Mopane worm is the caterpillar of a moth found in Western Africa. It gets its name from the Mopane tree that serves as its host. Dried Mopane worms are a not just a delicious snack, but nutritious as well. Some caterpillars offer stiff competition to turkey legs in terms of fat and protein content, and they are good sources of monounsaturated fatty acids.
Since insects are increasingly viewed as excellent alternative food sources, developing a taste for caterpillars can be an asset. Mopane worms could be the right place to start, provided the sight of dried worms does not put you off.
Aptly called longevity rice, it is a powerful antioxidant food that offers many health benefits. The grains get their dark color from their extremely high anthocyanin content, one of the highest among all edibles including blueberries. It is rich in amino acids, iron, zinc, and other minerals and B-complex group of vitamins. That makes black rice superior to brown rice, but their limited availability, from only a few Southeast Asian countries and Northeastern parts of India, stand in the way of their deserved popularity.
You may know Apple snails as aquarium favorites, but these freshwater mollusks are eaten in rice-growing parts of the world, just like escargots (land snails) are eaten elsewhere. If you like escargots or oysters, you might love the meaty apple snails with their flavorful flesh.

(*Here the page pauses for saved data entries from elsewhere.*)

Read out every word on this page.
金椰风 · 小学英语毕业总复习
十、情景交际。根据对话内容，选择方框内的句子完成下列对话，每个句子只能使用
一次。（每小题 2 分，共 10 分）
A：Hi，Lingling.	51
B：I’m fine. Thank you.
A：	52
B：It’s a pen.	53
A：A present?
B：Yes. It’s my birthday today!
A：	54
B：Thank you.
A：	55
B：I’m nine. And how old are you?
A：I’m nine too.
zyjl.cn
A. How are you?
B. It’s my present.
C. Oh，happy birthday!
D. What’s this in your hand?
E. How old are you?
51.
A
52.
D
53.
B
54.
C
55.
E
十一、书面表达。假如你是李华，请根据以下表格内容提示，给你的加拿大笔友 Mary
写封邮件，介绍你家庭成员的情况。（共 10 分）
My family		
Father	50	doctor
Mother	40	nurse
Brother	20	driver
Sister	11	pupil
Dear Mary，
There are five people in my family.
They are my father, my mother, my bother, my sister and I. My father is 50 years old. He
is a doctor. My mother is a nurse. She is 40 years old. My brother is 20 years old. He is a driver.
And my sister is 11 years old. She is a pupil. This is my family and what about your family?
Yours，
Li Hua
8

However, the aquarium specimens are not meant to be eaten. Go for wild caught ones; they do a lot of damage to rice and taro, so you’re doing a favor by consuming them. Their nutritional value and protein conversion rate are quite high too.
Rocky Mountain oysters
This popular dish from the American West does not have any oysters in it. It is made from the testicles of farm animals that are castrated when young. Castration of young males is a common practice in cattle country, and the testicles are put to good use when they are cut up into bite-sized pieces and fried. They are reportedly quite addictive. You’re forewarned.

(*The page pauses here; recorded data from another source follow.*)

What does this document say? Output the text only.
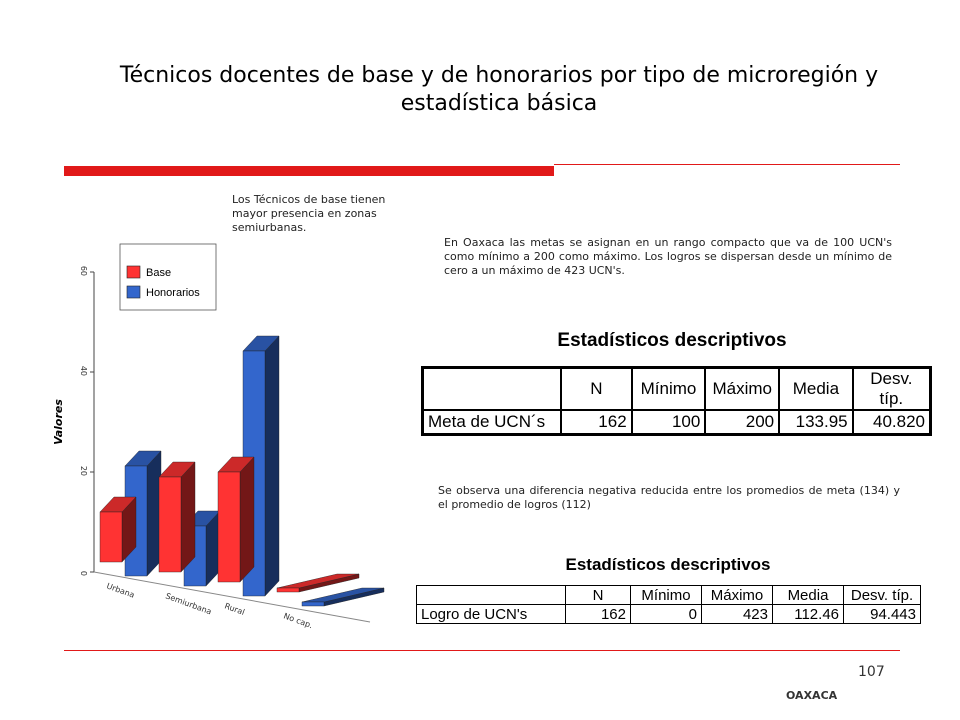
Técnicos docentes de base y de honorarios por tipo de microregión y estadística básica
Los Técnicos de base tienen mayor presencia en zonas semiurbanas.
En Oaxaca las metas se asignan en un rango compacto que va de 100 UCN's como mínimo a 200 como máximo. Los logros se dispersan desde un mínimo de cero a un máximo de 423 UCN's.
Se observa una diferencia negativa reducida entre los promedios de meta (134) y el promedio de logros (112)
0
20
40
60
Valores
Urbana
Semiurbana Rural
No cap.
Base
Honorarios
Estadísticos descriptivos
	N	Mínimo	Máximo	Media	Desv. típ.
Meta de UCN´s	162	100	200	133.95	40.820
Estadísticos descriptivos
	N	Mínimo	Máximo	Media	Desv. típ.
Logro de UCN's	162	0	423	112.46	94.443
107
OAXACA
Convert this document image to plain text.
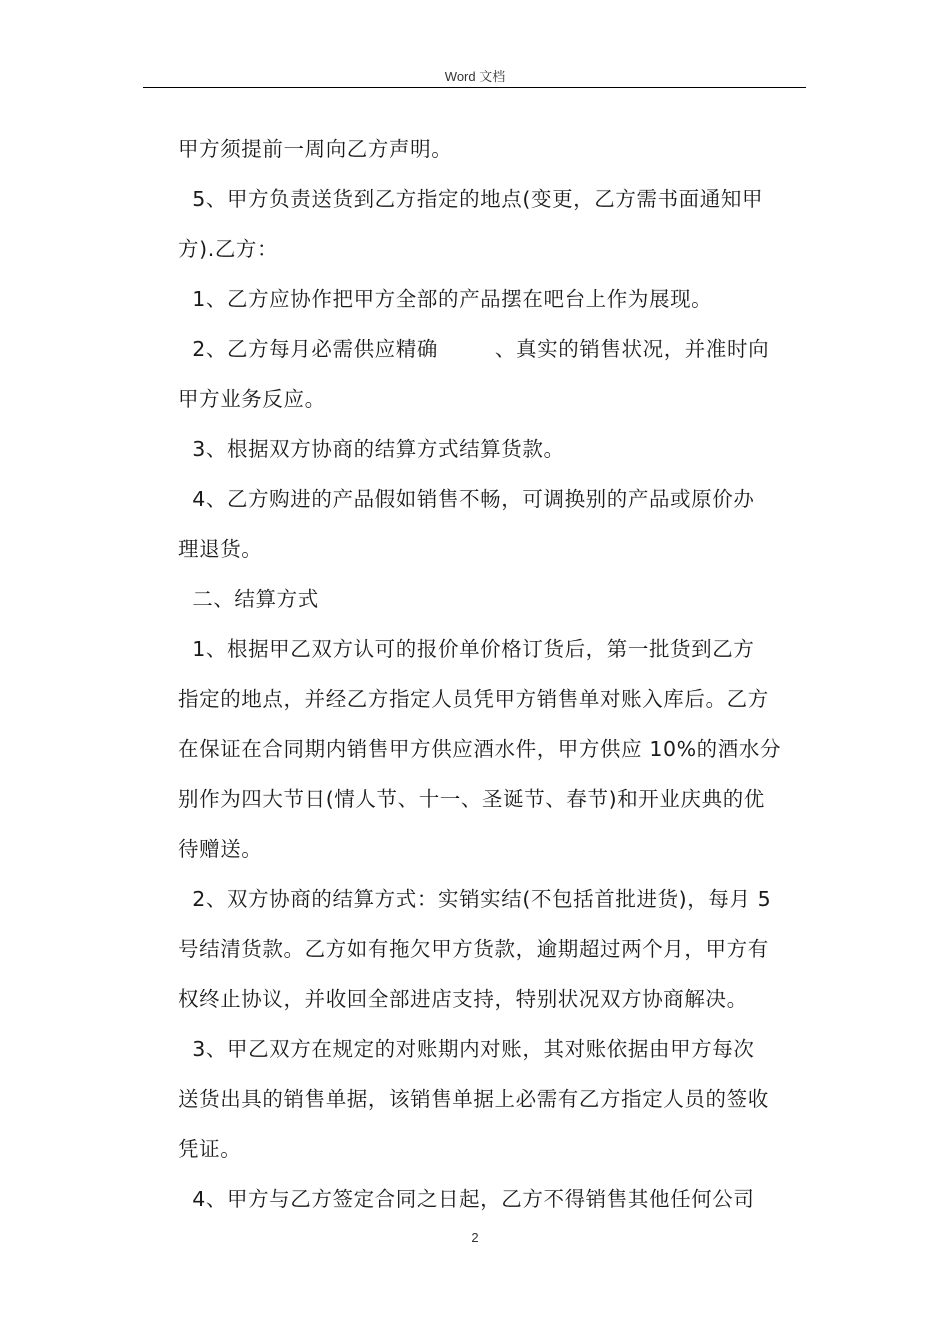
Word 文档
甲方须提前一周向乙方声明。
5、甲方负责送货到乙方指定的地点(变更，乙方需书面通知甲
方).乙方：
1、乙方应协作把甲方全部的产品摆在吧台上作为展现。
2、乙方每月必需供应精确        、真实的销售状况，并准时向
甲方业务反应。
3、根据双方协商的结算方式结算货款。
4、乙方购进的产品假如销售不畅，可调换别的产品或原价办
理退货。
二、结算方式
1、根据甲乙双方认可的报价单价格订货后，第一批货到乙方
指定的地点，并经乙方指定人员凭甲方销售单对账入库后。乙方
在保证在合同期内销售甲方供应酒水件，甲方供应 10%的酒水分
别作为四大节日(情人节、十一、圣诞节、春节)和开业庆典的优
待赠送。
2、双方协商的结算方式：实销实结(不包括首批进货)，每月 5
号结清货款。乙方如有拖欠甲方货款，逾期超过两个月，甲方有
权终止协议，并收回全部进店支持，特别状况双方协商解决。
3、甲乙双方在规定的对账期内对账，其对账依据由甲方每次
送货出具的销售单据，该销售单据上必需有乙方指定人员的签收
凭证。
4、甲方与乙方签定合同之日起，乙方不得销售其他任何公司
2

Add variety to your meat platter with iguana meat. These reptiles are mostly wild caught, but eating more iguanas is one way to control their exploding population in some Central and South American countries. When cooked the right way, iguana meat is said to taste like chicken and the eggs reportedly have a cheesy flavor. It is nutritionally superior to chicken and is thought to have medicinal properties as well. Try it, you might take a liking to it.

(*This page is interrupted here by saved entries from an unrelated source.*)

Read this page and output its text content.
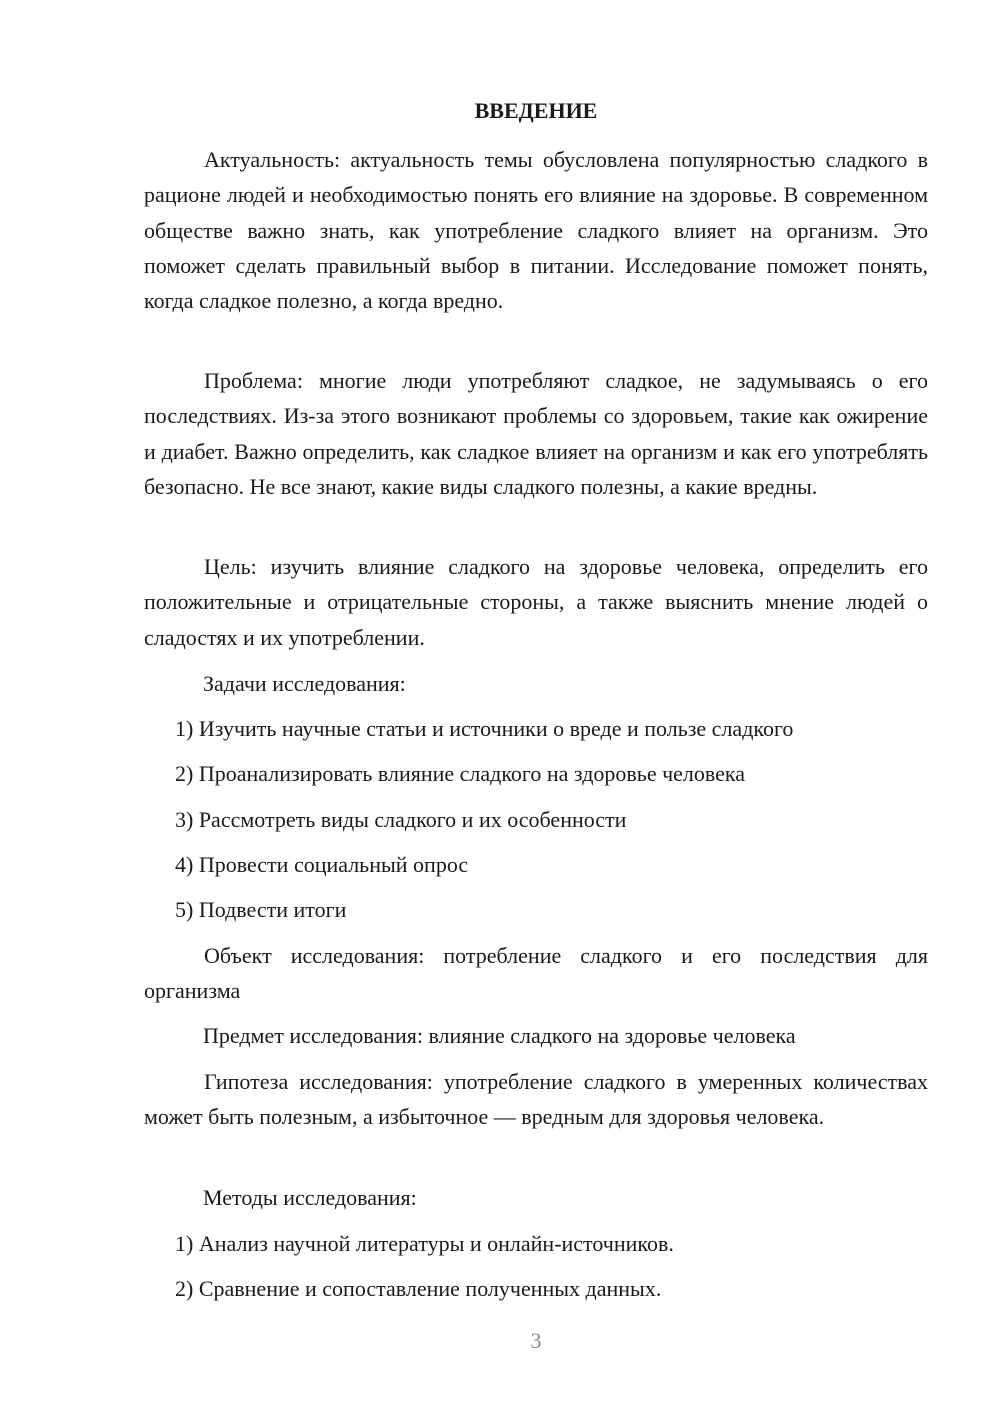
ВВЕДЕНИЕ

Актуальность: актуальность темы обусловлена популярностью сладкого в рационе людей и необходимостью понять его влияние на здоровье. В современном обществе важно знать, как употребление сладкого влияет на организм. Это поможет сделать правильный выбор в питании. Исследование поможет понять, когда сладкое полезно, а когда вредно.

Проблема: многие люди употребляют сладкое, не задумываясь о его последствиях. Из-за этого возникают проблемы со здоровьем, такие как ожирение и диабет. Важно определить, как сладкое влияет на организм и как его употреблять безопасно. Не все знают, какие виды сладкого полезны, а какие вредны.

Цель: изучить влияние сладкого на здоровье человека, определить его положительные и отрицательные стороны, а также выяснить мнение людей о сладостях и их употреблении.

Задачи исследования:
1) Изучить научные статьи и источники о вреде и пользе сладкого
2) Проанализировать влияние сладкого на здоровье человека
3) Рассмотреть виды сладкого и их особенности
4) Провести социальный опрос
5) Подвести итоги

Объект исследования: потребление сладкого и его последствия для организма

Предмет исследования: влияние сладкого на здоровье человека

Гипотеза исследования: употребление сладкого в умеренных количествах может быть полезным, а избыточное — вредным для здоровья человека.

Методы исследования:
1) Анализ научной литературы и онлайн-источников.
2) Сравнение и сопоставление полученных данных.
3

Inarguably the largest and heaviest of fruits, it is a native of the Indian subcontinent but has now acquired invasive status in Brazil. The intensely sweet fruit is now available in canned form, but it is not as popular as it deserves to be. Some people have an issue with its strong smell, but the tasty flesh often wins them over.
This Korean fare is silkworm pupae from which silk has already been extracted. It is a sustainable food source, no doubt, but people who have tried it don’t speak very highly of it. However, it is a popular street food in Korea and savored by the Japanese too. You probably have to develop a taste for it. Beondegi is thought to be good for diabetics and Alzheimer’s patients.
If you like eggs pickled in vinegar, you might as well try the Pidan, which is commonly called century eggs. They are preserved in an alkaline mixture of clay and quicklime. They have not been preserved for a century as the name suggests; a few months is a more like it. The white of the egg becomes brownish and flavorful while the yolk gets a grayish green color and strong hydrogen sulfide smell. Pidan is an acquired taste, no doubt, but you never know unless you try.
This purple-colored fruit with tantalizingly tasty, white flesh deserves its title “Queen of Fruits” every bit. Native to the land of Durian, there’s nothing repulsive about this fruit, except that it takes a bit of effort to break open the thick rind and get to the sweet flesh.
Commercial cultivation of this wonderful fruit has started, but they are not widely available as yet. It would suffice to say that you should grab them any chance you get.
There you have it, twenty-three super exotic foods just waiting to be tried. Enjoy!